The exotics ward received a call from the main reception area that there was a dead bat on the walkway coming into the hospital. First off, the receptionists knew it was dead, so I’m not exactly sure why they were calling us instead of, say, doing whatever they did for dead squirrels and birds and the like. In any case, they called us, so one of the technicians put on latex gloves, went outside, carefully picked up the stiff-as-a-board Mexican Hoary Bat, placed it in a bag, and then came back inside and placed it on the counter in the treatment area. During this entire time I was in the office, which is about twenty feet away.
Rabies is relatively common in bats in this area, so even though we didn’t have any evidence that suggested that any person or animal had handled the bat, I decided that the responsible thing to do was to send the bat off for rabies testing. There are probably over a hundred dogs that walk on that walkway every day, and I was worried that someone would call later to let us know that their dog had been playing with a dead bat that day.
So… I filled out a pathology report to have the bat tested, and because the reports require a doctor’s signature, I signed it. Now my name was associated with it. On the report I was fairly specific: “Bat found dead on walkway to VMTH. No known exposure to humans or animals. Please rule out rabies.”

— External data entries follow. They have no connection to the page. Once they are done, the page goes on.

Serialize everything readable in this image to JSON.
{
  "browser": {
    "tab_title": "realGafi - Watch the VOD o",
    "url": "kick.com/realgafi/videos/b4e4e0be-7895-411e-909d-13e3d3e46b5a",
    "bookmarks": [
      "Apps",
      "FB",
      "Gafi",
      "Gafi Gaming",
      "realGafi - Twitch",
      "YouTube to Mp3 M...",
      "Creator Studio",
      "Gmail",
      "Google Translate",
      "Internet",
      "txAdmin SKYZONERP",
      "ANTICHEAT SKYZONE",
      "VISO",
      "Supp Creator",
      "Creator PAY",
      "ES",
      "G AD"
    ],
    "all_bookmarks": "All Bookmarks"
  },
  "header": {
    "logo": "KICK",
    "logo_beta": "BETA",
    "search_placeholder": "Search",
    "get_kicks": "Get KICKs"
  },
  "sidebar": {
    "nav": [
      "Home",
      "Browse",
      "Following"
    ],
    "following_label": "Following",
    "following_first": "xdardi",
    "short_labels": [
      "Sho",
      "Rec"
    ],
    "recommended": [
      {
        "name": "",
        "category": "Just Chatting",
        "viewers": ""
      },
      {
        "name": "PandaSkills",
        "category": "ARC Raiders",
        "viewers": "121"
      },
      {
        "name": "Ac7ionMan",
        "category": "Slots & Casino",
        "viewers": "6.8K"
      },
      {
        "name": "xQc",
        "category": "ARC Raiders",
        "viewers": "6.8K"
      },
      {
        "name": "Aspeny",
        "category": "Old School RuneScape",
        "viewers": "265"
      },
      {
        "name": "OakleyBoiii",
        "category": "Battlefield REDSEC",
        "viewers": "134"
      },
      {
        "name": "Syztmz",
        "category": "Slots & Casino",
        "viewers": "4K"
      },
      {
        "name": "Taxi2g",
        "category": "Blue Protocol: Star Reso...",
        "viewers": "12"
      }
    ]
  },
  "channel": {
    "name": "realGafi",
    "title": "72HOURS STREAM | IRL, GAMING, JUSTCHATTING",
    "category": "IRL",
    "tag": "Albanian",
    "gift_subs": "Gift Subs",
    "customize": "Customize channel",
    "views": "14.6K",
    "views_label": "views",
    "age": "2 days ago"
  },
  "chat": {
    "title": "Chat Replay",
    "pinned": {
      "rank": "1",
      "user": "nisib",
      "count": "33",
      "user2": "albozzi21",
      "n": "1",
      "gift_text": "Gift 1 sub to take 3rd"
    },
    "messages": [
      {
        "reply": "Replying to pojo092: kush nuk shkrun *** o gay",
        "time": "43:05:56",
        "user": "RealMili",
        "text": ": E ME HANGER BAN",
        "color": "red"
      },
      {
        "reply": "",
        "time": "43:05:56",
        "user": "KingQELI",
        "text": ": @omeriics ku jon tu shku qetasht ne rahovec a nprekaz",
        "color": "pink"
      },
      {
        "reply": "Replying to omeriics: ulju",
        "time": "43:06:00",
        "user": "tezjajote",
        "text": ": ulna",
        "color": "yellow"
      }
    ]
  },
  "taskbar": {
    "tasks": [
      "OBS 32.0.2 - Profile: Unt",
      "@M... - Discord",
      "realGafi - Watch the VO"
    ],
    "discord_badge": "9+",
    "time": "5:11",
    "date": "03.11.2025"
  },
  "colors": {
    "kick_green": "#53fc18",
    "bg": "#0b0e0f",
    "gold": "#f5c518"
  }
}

For those of you that haven’t been paying attention, I never came closer than twenty feet to this bat. I certainly was never bitten by it.
Two days later it started.
The administrative assistant in the pathology department called me to tell me that the bat had come back positive for rabies. I told her what I’d written on the form – there definitely wasn’t any exposure to anyone after it was found, but I couldn’t promise that something hadn’t gotten to it earlier.
Silly me, I thought that was the end of it.
The next day the county health officer called. I again explained the circumstances. No exposure, blah blah blah. I added that I’d never even seen the bat. After repeating this a few times the health officer seemed satisfied. Now, I thought, I’ve really heard the last of it.
Ten minutes later somebody from employee health services called so that I could set up an appointment to have my rabies titers checked. I reminded her that I’d had my titers checked at employee health services not six months before, and besides, I hadn’t been exposed. The health services employee said that there was some irregularity with the way the testing company had handled that batch of samples. She got a little snippy when I asked if they were calling all of the other people who’d had titers checked at that time. Then I spent a few minutes trying to get her to admit that there was no point in rechecking my titers since I hadn’t been exposed. Finally, she said “I’ll just write on the form that you declined to have your titers checked” and hung up.
I got three more calls over the next two days.
As far as I know, no member of the public every called to report an earlier exposure, and the county didn’t publicize the finding of a rabies positive bat near the hospital.
The next time I see a dead bat, I’m throwing it in the garbage.
Now I understand the reason for this blog: you can show off all that learnin' and educashun.
ReplyDeleteChlamydophila psittaci (psittacosis)? Is that ROT13?
One of the cool things about this blog is you are capturing that coveted veteranarian/software developer mindshare. I've got to think that's a huge market...
Did the bat people contact you, asking if you wanted to build a bat shelter on the roof?
Huge, huge market. I'm guesting on Oprah next week.
ReplyDeleteNo bat people have contacted me. They may have noticed the hole in my roof and decided not to even try.
Or, as Ax said: "You have rabies! That's hot!"
If you start drooling how will we know it's rabies and not just because you've come back to programming?
ReplyDeleteI'm gonna call my county health officer.
Good question. Both diseases are progressive. I think you'll have to look for secondary signs of carpal tunnel syndrome.
ReplyDeleteA blog post entitled "Exposing Myself" and nothing personal is actually exposed. That's as predictable from Theresa as me bringing up the black Toyota Corolla she test drove that had steering alignment problems.